Also during the Cold War, the KGB directed their weaponeers to build 132 small but potent nuclear suitcase bombs. Only 48 remain in the Russian nuclear arsenal. That means that 84 are unaccounted for. It is rumored that some of them were included in the secret weapons caches in the US. That’s where The Acorn Dossier starts. A renegade Russian general, whose specialty was in bloody covert missions abroad for the GRU, the Soviet military intelligence arm, and who nurses a bitter hatred of the United States, decides to try to locate some of these nuclear suitcase bombs and threaten to detonate them in US cities unless paid a huge ransom. He recruits a team of tough ex-Soviet commandos to help him carry out his plot.
Among other key characters in the novel are:
–A former Oklahoma City call girl who becomes a wealthy, well respected cultural leader in St.

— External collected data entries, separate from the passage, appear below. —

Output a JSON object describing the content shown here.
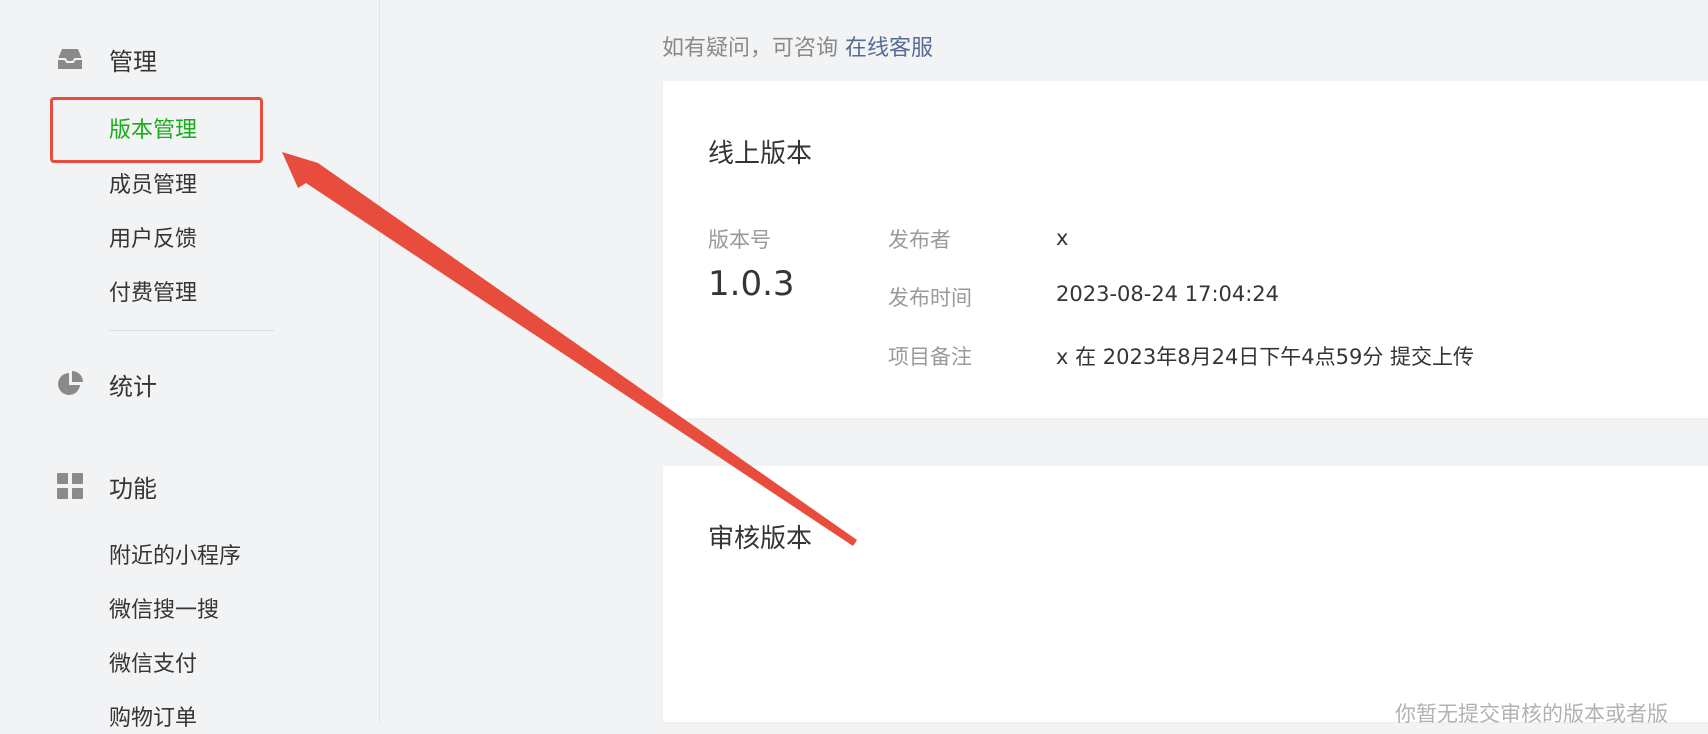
{
  "sidebar": {
    "sections": [
      {
        "label": "管理",
        "icon": "inbox-icon"
      },
      {
        "label": "统计",
        "icon": "pie-chart-icon"
      },
      {
        "label": "功能",
        "icon": "grid-icon"
      }
    ],
    "manage_items": [
      "版本管理",
      "成员管理",
      "用户反馈",
      "付费管理"
    ],
    "feature_items": [
      "附近的小程序",
      "微信搜一搜",
      "微信支付",
      "购物订单"
    ]
  },
  "notice": {
    "text": "如有疑问，可咨询",
    "link": "在线客服"
  },
  "online_version": {
    "title": "线上版本",
    "version_label": "版本号",
    "version_value": "1.0.3",
    "publisher_label": "发布者",
    "publisher_value": "x",
    "time_label": "发布时间",
    "time_value": "2023-08-24 17:04:24",
    "note_label": "项目备注",
    "note_value": "x 在 2023年8月24日下午4点59分 提交上传"
  },
  "review_version": {
    "title": "审核版本",
    "empty_text": "你暂无提交审核的版本或者版"
  },
  "colors": {
    "active": "#1aad19",
    "link": "#576b95",
    "annotation": "#e74c3c"
  }
}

Louis;
–Her husband, a long-time Soviet sleeper agent, who builds a very successful trucking business and who grows to love the US, but who is coerced into abetting the plot;
–A leading Washington attorney who had a torrid affair with the call girl as a young Army second lieutenant and to whom she turns in panic when she accidentally overhears a suspicious phone conversation between the Russian general and her husband;
–A Russian intelligence officer who leads a team dispatched from Moscow to find and thwart the general’s scheme before it is too late;
–And a senior FBI agent, who earlier in his career had served as a Special Forces officer on highly sensitive covert missions abroad, and who heads the US hunter-killer team directed to find and neutralize the general before he can potentially trigger a nuclear exchange between the two nations.
An email from a former Under Secretary of State: “Read you novel in one sitting–could not put it down.”
Having received a new book from a historian friend, I sent him my novel. To which he subsequently emailed: “Loved the book I put it down only for dire necessities.”
–David Andelman, a former correspondent for the New York Times and CBS, wrote a rave review which he put on the blog of the World Policy Journal, of which he is now the editor. Called the book “riveting,” an “entirely new genre of spy caper,” and a “delight” to read.